Hill emphasized that student engagement extended well beyond performances. “We had all kinds of programs under one umbrella,” he said, noting visual arts exhibitions and events were integral parts of the Fine Arts Center’s approach.

Hampden Gallery, located in the Southwest Residential Area, the most densely populated area on campus, was built to bring art directly to the place where students lived. Exhibitions aimed to showcase current contemporary art practices and speak to current issues. And the University Museum of Contemporary Art and Augusta Savage Gallery similarly engaged with students through exhibitions and educational programming.
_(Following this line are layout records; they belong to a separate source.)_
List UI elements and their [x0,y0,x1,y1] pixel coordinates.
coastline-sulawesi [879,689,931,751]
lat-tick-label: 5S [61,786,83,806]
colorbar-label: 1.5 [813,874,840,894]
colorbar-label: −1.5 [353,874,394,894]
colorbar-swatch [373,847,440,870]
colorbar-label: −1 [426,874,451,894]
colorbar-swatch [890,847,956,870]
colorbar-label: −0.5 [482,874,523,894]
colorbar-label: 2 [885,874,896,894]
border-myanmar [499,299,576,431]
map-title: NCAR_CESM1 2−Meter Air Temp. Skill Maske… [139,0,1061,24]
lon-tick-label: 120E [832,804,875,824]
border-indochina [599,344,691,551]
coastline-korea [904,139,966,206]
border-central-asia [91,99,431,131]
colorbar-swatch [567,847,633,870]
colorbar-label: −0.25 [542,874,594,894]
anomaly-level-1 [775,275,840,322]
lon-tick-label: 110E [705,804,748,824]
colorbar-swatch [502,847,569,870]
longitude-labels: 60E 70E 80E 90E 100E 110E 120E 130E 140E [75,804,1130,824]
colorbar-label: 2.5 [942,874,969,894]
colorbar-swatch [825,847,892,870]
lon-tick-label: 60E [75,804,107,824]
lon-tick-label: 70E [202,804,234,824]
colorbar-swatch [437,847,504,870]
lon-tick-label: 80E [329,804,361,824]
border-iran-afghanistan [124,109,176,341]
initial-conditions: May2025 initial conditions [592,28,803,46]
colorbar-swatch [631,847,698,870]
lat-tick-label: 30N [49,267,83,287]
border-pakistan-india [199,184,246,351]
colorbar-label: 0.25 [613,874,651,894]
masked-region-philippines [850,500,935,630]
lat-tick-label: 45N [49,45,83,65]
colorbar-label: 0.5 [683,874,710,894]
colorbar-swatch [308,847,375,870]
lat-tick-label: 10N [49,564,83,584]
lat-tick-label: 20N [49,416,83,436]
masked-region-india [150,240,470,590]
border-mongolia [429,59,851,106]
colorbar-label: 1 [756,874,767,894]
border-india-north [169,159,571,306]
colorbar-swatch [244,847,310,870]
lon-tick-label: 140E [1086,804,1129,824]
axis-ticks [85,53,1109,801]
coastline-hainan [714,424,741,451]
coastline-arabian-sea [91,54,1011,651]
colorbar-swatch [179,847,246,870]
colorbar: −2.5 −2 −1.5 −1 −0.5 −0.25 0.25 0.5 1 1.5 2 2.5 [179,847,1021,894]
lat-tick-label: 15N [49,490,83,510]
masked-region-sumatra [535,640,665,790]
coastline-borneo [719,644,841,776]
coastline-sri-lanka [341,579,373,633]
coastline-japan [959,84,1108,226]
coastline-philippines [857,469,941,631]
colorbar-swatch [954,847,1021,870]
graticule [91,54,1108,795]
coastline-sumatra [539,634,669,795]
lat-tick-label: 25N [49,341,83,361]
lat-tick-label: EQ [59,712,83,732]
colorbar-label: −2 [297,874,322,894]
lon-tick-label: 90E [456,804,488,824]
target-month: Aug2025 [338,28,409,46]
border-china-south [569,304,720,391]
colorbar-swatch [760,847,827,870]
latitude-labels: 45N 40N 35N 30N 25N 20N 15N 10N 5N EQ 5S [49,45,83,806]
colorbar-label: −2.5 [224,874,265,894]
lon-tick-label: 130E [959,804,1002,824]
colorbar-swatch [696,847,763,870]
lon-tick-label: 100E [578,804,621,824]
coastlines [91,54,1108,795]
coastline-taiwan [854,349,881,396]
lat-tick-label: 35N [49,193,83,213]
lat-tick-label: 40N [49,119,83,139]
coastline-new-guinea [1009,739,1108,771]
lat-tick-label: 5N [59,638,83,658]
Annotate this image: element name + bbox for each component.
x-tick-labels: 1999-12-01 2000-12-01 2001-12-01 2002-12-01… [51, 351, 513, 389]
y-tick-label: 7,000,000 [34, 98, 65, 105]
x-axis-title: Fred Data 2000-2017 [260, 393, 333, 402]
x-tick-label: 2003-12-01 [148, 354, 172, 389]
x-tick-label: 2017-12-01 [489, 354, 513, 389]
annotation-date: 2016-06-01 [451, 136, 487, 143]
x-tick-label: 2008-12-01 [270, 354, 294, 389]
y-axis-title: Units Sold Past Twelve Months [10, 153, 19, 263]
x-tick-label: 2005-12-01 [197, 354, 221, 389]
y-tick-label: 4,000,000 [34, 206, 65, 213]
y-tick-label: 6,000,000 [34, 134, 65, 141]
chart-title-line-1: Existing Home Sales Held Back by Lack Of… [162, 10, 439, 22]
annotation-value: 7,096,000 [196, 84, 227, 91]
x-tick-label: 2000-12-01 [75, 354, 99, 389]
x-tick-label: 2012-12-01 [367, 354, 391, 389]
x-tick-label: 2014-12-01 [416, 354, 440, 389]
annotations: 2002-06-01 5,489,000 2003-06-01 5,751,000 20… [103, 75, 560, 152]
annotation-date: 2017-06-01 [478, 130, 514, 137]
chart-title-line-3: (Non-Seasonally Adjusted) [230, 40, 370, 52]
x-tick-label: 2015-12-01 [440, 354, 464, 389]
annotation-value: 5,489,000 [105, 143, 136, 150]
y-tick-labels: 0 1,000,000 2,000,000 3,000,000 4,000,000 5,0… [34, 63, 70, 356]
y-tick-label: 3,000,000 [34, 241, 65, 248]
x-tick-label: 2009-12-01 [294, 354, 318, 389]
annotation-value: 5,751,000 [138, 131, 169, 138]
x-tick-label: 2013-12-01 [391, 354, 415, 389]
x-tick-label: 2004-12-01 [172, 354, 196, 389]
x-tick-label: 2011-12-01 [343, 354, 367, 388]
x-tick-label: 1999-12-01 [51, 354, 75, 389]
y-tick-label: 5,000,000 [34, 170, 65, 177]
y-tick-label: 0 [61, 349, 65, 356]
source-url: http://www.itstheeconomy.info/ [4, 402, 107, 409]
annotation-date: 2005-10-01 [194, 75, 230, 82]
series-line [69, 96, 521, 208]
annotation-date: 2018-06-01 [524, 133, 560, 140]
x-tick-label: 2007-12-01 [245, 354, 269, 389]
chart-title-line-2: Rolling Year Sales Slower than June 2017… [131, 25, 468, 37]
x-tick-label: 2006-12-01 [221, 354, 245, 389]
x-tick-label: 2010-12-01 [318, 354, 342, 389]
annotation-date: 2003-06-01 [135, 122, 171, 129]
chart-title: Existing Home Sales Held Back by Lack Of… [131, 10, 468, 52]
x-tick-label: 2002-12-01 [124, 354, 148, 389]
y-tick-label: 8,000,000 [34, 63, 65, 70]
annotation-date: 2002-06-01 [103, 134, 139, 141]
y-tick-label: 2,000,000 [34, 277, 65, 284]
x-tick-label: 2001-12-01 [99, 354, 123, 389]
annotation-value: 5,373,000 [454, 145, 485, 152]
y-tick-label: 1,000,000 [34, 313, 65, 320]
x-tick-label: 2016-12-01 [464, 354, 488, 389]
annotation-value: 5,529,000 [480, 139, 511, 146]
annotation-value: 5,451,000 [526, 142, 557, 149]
“Whenever we did a program, we always wanted to get artists there early to have a workshop with students or have master classes with students,” said Farley. “That’s another place that the Fine Arts Center can hang its hat on is getting students access to these professional artists to not only learn from them in their craft, but also how to become a professional.”

Access and equity

In 2009, Hill founded the Valley Jazz Network as an outreach arm of the Fine Arts Center, focused on preserving the legacy of jazz and making it more accessible. Through small interactive concerts, educational programs, and listening parties across Amherst, Greenfield, Holyoke, and Springfield, the initiative brought jazz directly to where people lived and gathered.

Membership was free, part of a broader Fine Arts Center philosophy that prioritized access and affordability for all.

“We wanted all to experience world class art at an affordable price,” Hill said. “And I wanted to make sure that people did not have to go to New York or Boston or any other major city to experience global arts.”

In 2000, former director of programming Joyce Smar founded the Angel Ticket Program, providing free tickets to residents of Hampshire, Hampden, and Franklin counties whose financial or social situation would otherwise prevent them from experiencing live performances by touring artists.

Access wasn’t just about welcoming audiences; it was about creating opportunities for artists, too.

From 2001 through 2020, Augusta Savage Gallery ran the Arts International Residency program, under the direction of Terry Jenoure. Selected artists were invited to spend one to three weeks abroad in countries like South Africa, Columbia, India, Germany, and Mexico. Upon their return, resident artists created new work for the gallery, offering the community new understandings of themselves, the world, and the need for social change.


The next fifty

In recent years, the Fine Arts Center has maintained its legacy of access, multiculturalism, and education through longstanding programs and newer initiatives like Art Sustainability Activism, founded in 2019 to connect artists, scientists, and changemakers as they reckon with climate change.

In 2020, the COVID-19 pandemic and continuing racism in the U.S. and beyond demanded the Fine Arts Center to rethink how it responds to and draws in its communities, leading to the founding of two new programs: Reimagine Residencies and Codemakers.

Codemakers responds to division, fear, and racism in the national landscape through talks with socially engaged BIPOC artists and thinkers whose practices and identities embody non-Western experiences.

Meanwhile, Reimagine Residencies supports interdisciplinary and socially engaged artists confronting present-day public health, political, and environmental crises. The residency model encourages artists to examine what it means to be engaged with their art form, communities, and the public in this moment. The goal is to welcome underserved audiences and provide meaningful support for artists who work resonates culturally and socially with those communities.

As the Fine Arts Center steps into its next fifty years, we invite you to be part of its next chapter as audience members, collaborators, students, and champions of the arts. Together, we will continue to build a community where creativity thrives, stories are honored, and change begins.